履正社vs報徳学園
飯塚孝史(履正社)
投手戦
履正社・飯塚孝史(2年)、報徳学園・田村伊知郎(1年)。
今春の近畿大会決勝で対戦した時にも先発した両投手の投げ合いは、2年生の飯塚に軍配が上がった。
「5回の(先頭打者への)二塁打は甘かったが、それ以外が良いピッチングができた」と振り返った飯塚。
終わってみれば3安打1失点と見事な内容だった。
試合は1回表、履正社3番大西晃平(2年)のタイムリーで動き出す。
5回裏に報徳学園は犠牲フライで追いつくが、直後の6回表に6番坂本誠志郎(2年)のタイムリーで再び勝ち越した履正社。
マウンドの飯塚は「これを逃げ切るしかない」と思ったという。
リリースポイントが見づらい投球フォームに、緩急も冴えた。
報徳学園の永田裕治監督だけではなく、第2試合を戦った天理・森川芳夫監督、智辯和歌山・高嶋仁の両監督も「打てる球がない」と声を揃えた飯塚の快投。
報徳打線は、攻略の糸口を何とか探ろうとしたが、ついにそれは見えなかった。
「打てる球がない」。
それを象徴した2回。2死1塁で打席には8番田村。5球目まででカウントは2-3となった。当然走者は自動的にスタートする。
ボールなら四球、ヒットを打たれれば1、3塁、さらに長打ならば一気に本塁まで還ってきてしまう、投手にとってプレッシャーのかかる場面だ。
結果からさきに書くと、田村は見逃し三振に倒れている。しかしその前に4球ファウルで粘った。いや、ファウルにしかできなかったと言うべきか。
田村伊知郎 (報徳学園)
飯塚が投じた4球は全て絶妙なコースで、見送ればストライクだったのである。
つまり田村としては、ファウルにして好球を待つか、ボールになるのを待つしかなかったのだが、そのどちらの球もこの4球にはなかった。

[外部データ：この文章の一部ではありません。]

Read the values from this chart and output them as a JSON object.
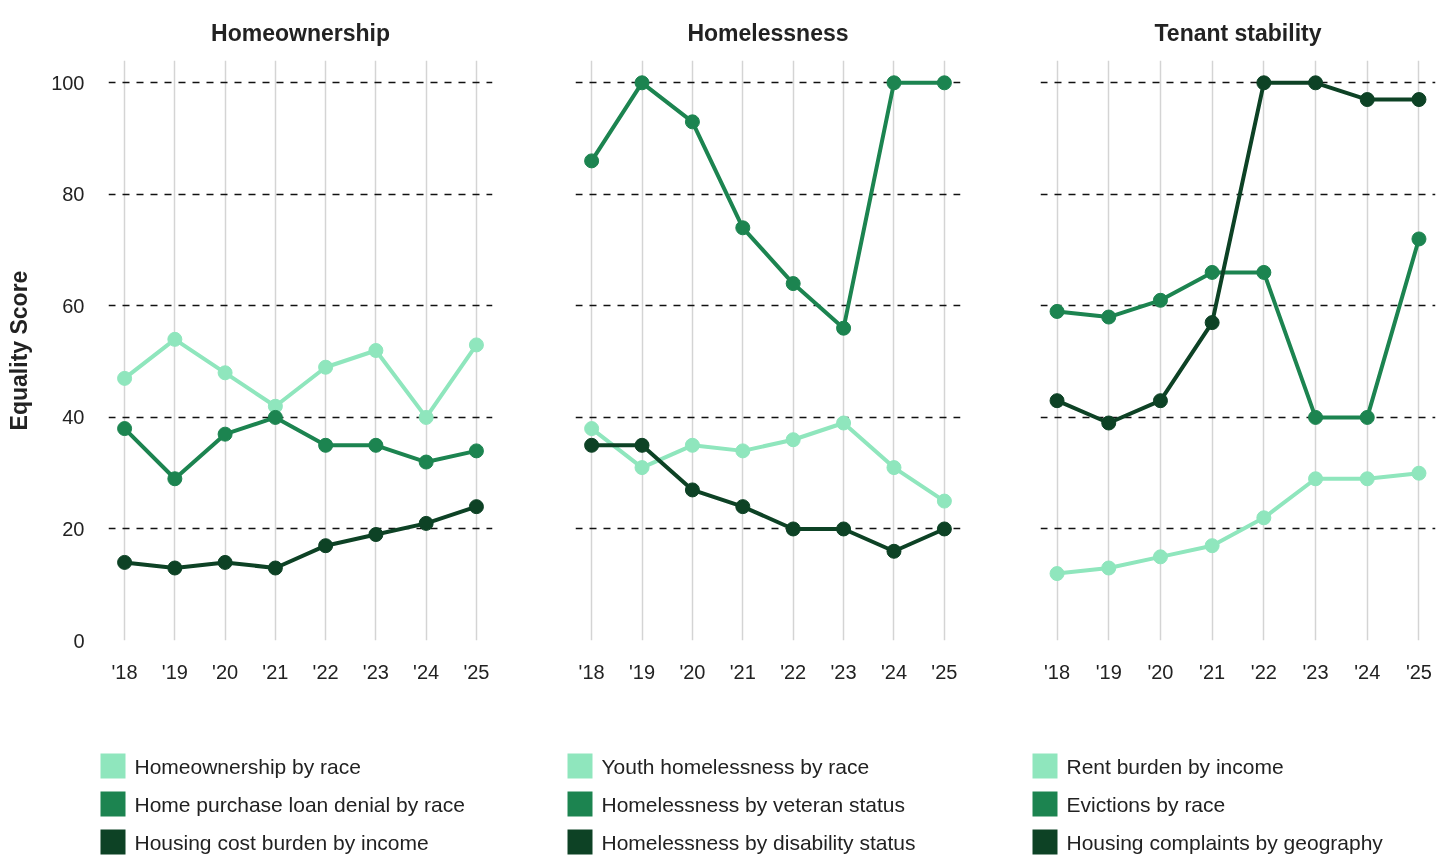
{
  "chart_data": [
    {
      "type": "line",
      "title": "Homeownership",
      "ylabel": "Equality Score",
      "categories": [
        "'18",
        "'19",
        "'20",
        "'21",
        "'22",
        "'23",
        "'24",
        "'25"
      ],
      "ylim": [
        0,
        104
      ],
      "yticks": [
        0,
        20,
        40,
        60,
        80,
        100
      ],
      "grid": true,
      "legend": "bottom",
      "marker": "circle",
      "line_style": "solid",
      "series": [
        {
          "name": "Homeownership by race",
          "color": "#8fe6bd",
          "values": [
            47,
            54,
            48,
            42,
            49,
            52,
            40,
            53
          ]
        },
        {
          "name": "Home purchase loan denial by race",
          "color": "#1c8450",
          "values": [
            38,
            29,
            37,
            40,
            35,
            35,
            32,
            34
          ]
        },
        {
          "name": "Housing cost burden by income",
          "color": "#0d4225",
          "values": [
            14,
            13,
            14,
            13,
            17,
            19,
            21,
            24
          ]
        }
      ]
    },
    {
      "type": "line",
      "title": "Homelessness",
      "categories": [
        "'18",
        "'19",
        "'20",
        "'21",
        "'22",
        "'23",
        "'24",
        "'25"
      ],
      "ylim": [
        0,
        104
      ],
      "yticks": [
        0,
        20,
        40,
        60,
        80,
        100
      ],
      "tick_labels": "x",
      "grid": true,
      "legend": "bottom",
      "marker": "circle",
      "line_style": "solid",
      "series": [
        {
          "name": "Youth homelessness by race",
          "color": "#8fe6bd",
          "values": [
            38,
            31,
            35,
            34,
            36,
            39,
            31,
            25
          ]
        },
        {
          "name": "Homelessness by veteran status",
          "color": "#1c8450",
          "values": [
            86,
            100,
            93,
            74,
            64,
            56,
            100,
            100
          ]
        },
        {
          "name": "Homelessness by disability status",
          "color": "#0d4225",
          "values": [
            35,
            35,
            27,
            24,
            20,
            20,
            16,
            20
          ]
        }
      ]
    },
    {
      "type": "line",
      "title": "Tenant stability",
      "categories": [
        "'18",
        "'19",
        "'20",
        "'21",
        "'22",
        "'23",
        "'24",
        "'25"
      ],
      "ylim": [
        0,
        104
      ],
      "yticks": [
        0,
        20,
        40,
        60,
        80,
        100
      ],
      "tick_labels": "x",
      "grid": true,
      "legend": "bottom",
      "marker": "circle",
      "line_style": "solid",
      "series": [
        {
          "name": "Rent burden by income",
          "color": "#8fe6bd",
          "values": [
            12,
            13,
            15,
            17,
            22,
            29,
            29,
            30
          ]
        },
        {
          "name": "Evictions by race",
          "color": "#1c8450",
          "values": [
            59,
            58,
            61,
            66,
            66,
            40,
            40,
            72
          ]
        },
        {
          "name": "Housing complaints by geography",
          "color": "#0d4225",
          "values": [
            43,
            39,
            43,
            57,
            100,
            100,
            97,
            97
          ]
        }
      ]
    }
  ]
}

結局このプレッシャーに根負けしたのは田村。通算10球目となるスライダーに手が出なかった。
もう一つこの日の飯塚の特徴は、報徳打線に送りバントを序盤にさせなかった。
先頭打者が出た1回と1死から失策で走者を与えた2回、共に報徳学園が送りバントを試みているが失敗している。
「最初はバントをさせようと思いましたが、相手が失敗するのを見て、させないように投げました」と飯塚。さらに捕手・坂本のリードにも助けられたと強調する。
この2つの部分で完全にリズムに乗った飯塚と、本来の形を作れなかった報徳学園の差がついてしまったといってもいいだろう。
「前半5回くらいまではスタミナ重視、6回以降は逃げないようなピッチング」を心がけたという飯塚の快投。
岡田龍生監督は「つかみどころのない選手」と飯塚の性格を話すが、それはピッチングにも表れている。
決して球速の出るタイプではないが、独特の間とフォーム、そして緩急をつけて相手打線を打ち取っていく。
確かに『つかみどころがない』
一方で敗れた報徳学園・田村の内容も「この大会で一番良かった」と永田監督が話すように、ここ2試合とは違うものだった。
直球のノビが戻りつつあり、スライダーにもキレがあった。それに本人は否定したが、チェンジアップのような落ち方をした球も何球か見られた。
田村は「負けたのは悔しい」と話したが、最後に手応えを掴んだ秋だったに違いない。